I would go back in time to the not too distant past and spend a day with Barbara Jordan. 

She has been my own personal hero since I was a young girl.  Her speaking voice was tremendous.  But even more important was her unwaivering defense of the US Constitution especially during the Nixon Watergate hearings when she was a member of the House Judiciary Committee which debated the issue of Nixon's complicity in the Watergate debacle.

Her use of the English language was exquisite.  In her opening statements for the Nixon hearings, she made a speech which has become her most famous ever.  My particular favorite part of the speech is, ""My faith in  the Constitution is whole, it is complete, it is total.  I am not going to sit here and be an idle spectator to the diminution, the subversion, the destruction of the Constitution."
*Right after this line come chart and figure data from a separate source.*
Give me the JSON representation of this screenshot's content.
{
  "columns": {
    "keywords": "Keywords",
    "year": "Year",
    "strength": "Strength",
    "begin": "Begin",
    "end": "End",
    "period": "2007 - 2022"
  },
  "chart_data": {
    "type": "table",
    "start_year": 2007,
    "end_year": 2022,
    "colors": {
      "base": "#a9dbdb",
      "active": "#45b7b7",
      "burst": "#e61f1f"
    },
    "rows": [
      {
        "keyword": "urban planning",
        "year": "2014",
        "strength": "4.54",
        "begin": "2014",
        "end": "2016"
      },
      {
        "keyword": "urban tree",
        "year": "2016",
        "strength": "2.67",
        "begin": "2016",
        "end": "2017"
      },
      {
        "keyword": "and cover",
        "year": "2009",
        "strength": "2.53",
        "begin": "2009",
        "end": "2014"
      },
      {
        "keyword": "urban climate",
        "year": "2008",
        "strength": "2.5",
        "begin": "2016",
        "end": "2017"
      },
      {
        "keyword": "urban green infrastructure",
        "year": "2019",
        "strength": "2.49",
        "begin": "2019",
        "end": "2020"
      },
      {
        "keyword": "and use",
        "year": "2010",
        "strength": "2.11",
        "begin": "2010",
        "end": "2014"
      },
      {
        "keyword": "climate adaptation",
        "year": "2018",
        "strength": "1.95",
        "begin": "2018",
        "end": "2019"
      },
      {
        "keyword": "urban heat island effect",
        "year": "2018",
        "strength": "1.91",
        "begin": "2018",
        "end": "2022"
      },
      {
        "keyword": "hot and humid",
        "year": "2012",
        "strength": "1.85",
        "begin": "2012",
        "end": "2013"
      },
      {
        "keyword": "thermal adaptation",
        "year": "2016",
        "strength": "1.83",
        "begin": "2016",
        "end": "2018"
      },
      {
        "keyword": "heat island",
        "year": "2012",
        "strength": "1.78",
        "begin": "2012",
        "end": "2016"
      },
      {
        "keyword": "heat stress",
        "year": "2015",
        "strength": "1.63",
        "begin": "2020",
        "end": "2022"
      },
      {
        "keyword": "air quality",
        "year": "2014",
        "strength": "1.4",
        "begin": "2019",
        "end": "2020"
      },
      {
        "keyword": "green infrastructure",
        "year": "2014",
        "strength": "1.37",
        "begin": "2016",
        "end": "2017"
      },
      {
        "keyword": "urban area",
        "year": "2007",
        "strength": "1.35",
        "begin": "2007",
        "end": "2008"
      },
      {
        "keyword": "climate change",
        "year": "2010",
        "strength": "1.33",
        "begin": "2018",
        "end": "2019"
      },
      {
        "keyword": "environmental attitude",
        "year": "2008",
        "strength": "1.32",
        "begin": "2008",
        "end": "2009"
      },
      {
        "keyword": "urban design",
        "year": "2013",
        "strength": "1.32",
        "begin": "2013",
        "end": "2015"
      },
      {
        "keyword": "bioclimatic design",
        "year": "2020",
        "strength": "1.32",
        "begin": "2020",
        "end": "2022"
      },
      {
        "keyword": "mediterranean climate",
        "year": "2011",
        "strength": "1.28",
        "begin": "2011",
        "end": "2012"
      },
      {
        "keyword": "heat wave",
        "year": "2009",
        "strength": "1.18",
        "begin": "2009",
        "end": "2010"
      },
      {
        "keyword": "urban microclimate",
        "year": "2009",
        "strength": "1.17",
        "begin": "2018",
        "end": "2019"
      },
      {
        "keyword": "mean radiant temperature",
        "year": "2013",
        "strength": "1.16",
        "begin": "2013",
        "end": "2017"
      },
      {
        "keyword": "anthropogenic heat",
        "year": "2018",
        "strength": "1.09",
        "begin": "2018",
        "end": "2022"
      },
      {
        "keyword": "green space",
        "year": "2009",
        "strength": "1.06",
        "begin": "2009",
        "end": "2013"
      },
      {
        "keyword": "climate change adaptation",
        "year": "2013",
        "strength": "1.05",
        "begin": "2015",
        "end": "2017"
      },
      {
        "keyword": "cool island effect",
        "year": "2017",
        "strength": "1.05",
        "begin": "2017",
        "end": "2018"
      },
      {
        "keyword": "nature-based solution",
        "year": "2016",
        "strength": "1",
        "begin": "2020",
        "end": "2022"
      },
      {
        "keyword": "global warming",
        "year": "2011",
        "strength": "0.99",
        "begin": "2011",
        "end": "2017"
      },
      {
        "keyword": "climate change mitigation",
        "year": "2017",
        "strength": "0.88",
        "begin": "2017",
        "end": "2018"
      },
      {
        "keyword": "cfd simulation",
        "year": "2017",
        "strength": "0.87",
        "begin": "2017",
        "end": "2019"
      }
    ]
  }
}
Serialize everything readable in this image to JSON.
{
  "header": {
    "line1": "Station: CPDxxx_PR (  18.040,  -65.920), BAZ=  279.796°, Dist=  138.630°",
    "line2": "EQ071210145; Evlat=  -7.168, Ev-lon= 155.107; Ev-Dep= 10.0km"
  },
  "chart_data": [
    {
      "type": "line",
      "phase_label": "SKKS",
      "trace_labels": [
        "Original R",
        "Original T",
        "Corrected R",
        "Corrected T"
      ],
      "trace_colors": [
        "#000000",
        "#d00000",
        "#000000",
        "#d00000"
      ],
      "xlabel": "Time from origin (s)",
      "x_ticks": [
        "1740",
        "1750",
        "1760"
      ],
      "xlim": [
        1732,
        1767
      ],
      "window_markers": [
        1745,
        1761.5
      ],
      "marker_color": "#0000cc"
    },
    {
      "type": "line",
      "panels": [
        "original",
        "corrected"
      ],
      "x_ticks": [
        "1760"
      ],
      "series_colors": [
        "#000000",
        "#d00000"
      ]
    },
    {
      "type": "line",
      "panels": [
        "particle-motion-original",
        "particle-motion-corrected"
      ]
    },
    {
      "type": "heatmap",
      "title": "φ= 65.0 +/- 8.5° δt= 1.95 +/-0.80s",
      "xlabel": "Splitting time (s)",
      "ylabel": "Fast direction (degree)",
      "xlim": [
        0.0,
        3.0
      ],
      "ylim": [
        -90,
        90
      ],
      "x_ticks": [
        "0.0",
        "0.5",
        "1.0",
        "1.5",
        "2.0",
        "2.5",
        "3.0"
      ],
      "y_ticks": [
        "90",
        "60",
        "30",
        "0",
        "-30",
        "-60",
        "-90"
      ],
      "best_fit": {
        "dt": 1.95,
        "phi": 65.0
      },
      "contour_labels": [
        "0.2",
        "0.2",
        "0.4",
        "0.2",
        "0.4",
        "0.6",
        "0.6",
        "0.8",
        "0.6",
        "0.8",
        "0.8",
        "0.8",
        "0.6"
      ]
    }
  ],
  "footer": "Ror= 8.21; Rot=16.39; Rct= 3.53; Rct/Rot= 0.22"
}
When making the keynote address 1976 Democratic Convention, she said, "A nation is formed by the willingness of each of us to share in the responsibility for upholding the common good. 
A government is invigorated when each of us is willing to participate in shaping the future of this nation."

When she was the keynote speaker at the 1992 Democratic Convention she said, "We are one, we Americans, and we reject any intruder who seeks to divide us by race or class.  We honor cultural identity.  However, separatism in not allowed.  Separatism is not the American way.  And we should not permit ideas like political correctness to become some fad that could reverse our hard--won achievements in civil rights and human rights.  Xenophobia, has no place in the Democratic Party.  We seek to unite people, not divide them and we reject both white racism and black racism.  This party will not tolerate bigotry under any guise.  America's strength is rooted in its diversity."

One last quote, not from Barbara Jordan, but from then President Bill Clinton at Barbara Jordan's funeral.  He said of her, "The last time I saw Barbara Jordan was late last fall when Liz Carpenter talked me into going to the University of Texas to give a speech on race relations on the day of the Million Man March.  I was nervous enough as it was.  And I walked out into that vast arena, and there were 17,000 people there.  But I could only see one -  Barbara Jordan, smiling at me.  And there I was about to give a speech to her about race and the Constitution.  I think it was the nearest experience on this earth to the pastor's giving a sermon with God in the audience."

The last time I was in Texas, my friend and I went to visit the Texas State Cemetery specifically to visit her grave.  It was a pilgrimage of sorts.  While we were standing there, a class of junior high students was being led through the cemetery.  We moved aside as they came to her grave and listened to the teacher.  He mentioned several facts about her; she was the first black woman in the Texas State Senate, her history as an educator, and defender of the Constitution, and other trivia.  As I listened to his dry recitation of facts to this group of people who were probably born after she passed away in 1996, I thought to myself, yes, she was all of those things.  But she was more as well.  She was a true patriot, statesman and to me a hero.